2:04 PM - 2:23 PM
[SVC30-02] A tool for constructing three-dimensional permeability structures for numerical modeling of volcanic hydrothermal systems
Keywords:hydrothermal system, numerical simulation, resistivity structure
For many volcanoes where borehole data are scarce, except for some geothermal areas, one practical solution to this problem is to estimate the permeability structure on the basis of geophysical exploration results. In particular, electrical resistivity, like permeability, is a geophysical quantity that strongly depends on the presence of fluids and their connectivity in rocks, and therefore, the resistivity structure estimated by electromagnetic soundings could be directly linked to the permeability structure for numerical modeling. It is expected that a comprehensive scheme for conversion will be established in the future. For this purpose, it is necessary to convert the resistivity structure to permeability structure as systematically as possible, and then perform numerical modeling using actual observation data obtained in many volcanoes as a constraint to clarify the general correspondence between the two physical quantities.
In order to provide a computing environment that can perform a large number of simulations under various conditions, we have developed a new GUI/command line tool (WEAK3) that streamlines the multiple tasks required for simulation. WEAK3 includes the generation of permeability structure from resistivity structure, execution of numerical simulations, compilation and visualization of the results, and so on. The tool is intended for use with TOUGH2 and TOUGH3, the widely used multi-component, multi-phase simulators in the field of geothermal studies, and can convert not only the constructed permeability structure data but also various settings about simulation parameters into an input file format for the TOUGH simulators. One of the major features of WEAK3 is that it creates a permeability structure by assigning several predefined rock types to a computational mesh based on conditional expressions that are described by the position and resistivity of each element. The advantage of this approach is that it is easy to create a permeability structure that incorporates information on the subsurface structure, because only a few parameters are required to define the mesh, including the resistivity values defining the boundaries of the rock types.

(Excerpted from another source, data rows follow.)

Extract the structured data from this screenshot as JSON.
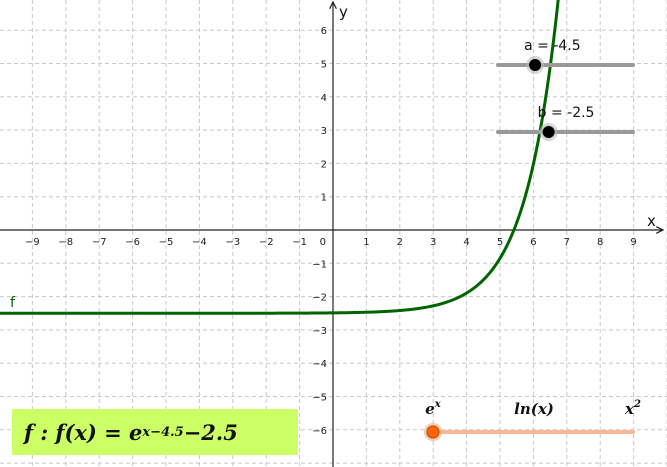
{
  "chart_data": {
    "type": "line",
    "title": "",
    "xlabel": "x",
    "ylabel": "y",
    "xlim": [
      -10,
      10
    ],
    "ylim": [
      -7,
      7
    ],
    "grid": true,
    "x_ticks": [
      -9,
      -8,
      -7,
      -6,
      -5,
      -4,
      -3,
      -2,
      -1,
      1,
      2,
      3,
      4,
      5,
      6,
      7,
      8,
      9
    ],
    "y_ticks": [
      -6,
      -5,
      -4,
      -3,
      -2,
      -1,
      1,
      2,
      3,
      4,
      5,
      6
    ],
    "origin_label": "0",
    "series": [
      {
        "name": "f",
        "color": "#006400",
        "expression": "e^(x-4.5) - 2.5",
        "a": -4.5,
        "b": -2.5
      }
    ]
  },
  "sliders": [
    {
      "label": "a = -4.5",
      "value": -4.5,
      "min": -10,
      "max": 10,
      "fraction": 0.275,
      "color": "#000000"
    },
    {
      "label": "b = -2.5",
      "value": -2.5,
      "min": -10,
      "max": 10,
      "fraction": 0.375,
      "color": "#000000"
    }
  ],
  "function_selector": {
    "options": [
      "e^x",
      "ln(x)",
      "x^2"
    ],
    "selected": "e^x",
    "color": "#ff6600"
  },
  "formula": {
    "prefix": "f : f(x) = e",
    "exponent": "x−4.5",
    "minus": " − ",
    "constant": "2.5"
  }
}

As a case study, we attempted numerical simulations to obtain a steady-state model of the hydrothermal system of Kusatsu-Shirane Volcano. The permeability structure was constructed based on the resistivity structure estimated in previous studies and their interpretations. The low permeability regions such as basement rocks, clay layers, and sealing layers associated with silica precipitation were assigned to the mesh based on the resistivity values. Volcanic fluids with temperatures and compositions determined based on various observation data were injected from the bottom of a highly permeable conduit which was designed to connect the deep inflation source and the summit area. The simulations of the hydrothermal fluid flow were performed for about 20,000 years, corresponding to the latest magmatically active period. The results reproduced the original resistivity structure and the actual distribution of hot springs around Kusatsu-Shirane Volcano comparatively well. Although the constructed permeability structure model was relatively simple, it reproduced some of the observed data, indicating that the use of the resistivity structure can significantly reduce the uncertainty in the construction of the permeability structure. This suggests the feasibility of integrated analysis combining electromagnetic explorations and hydrothermal simulations.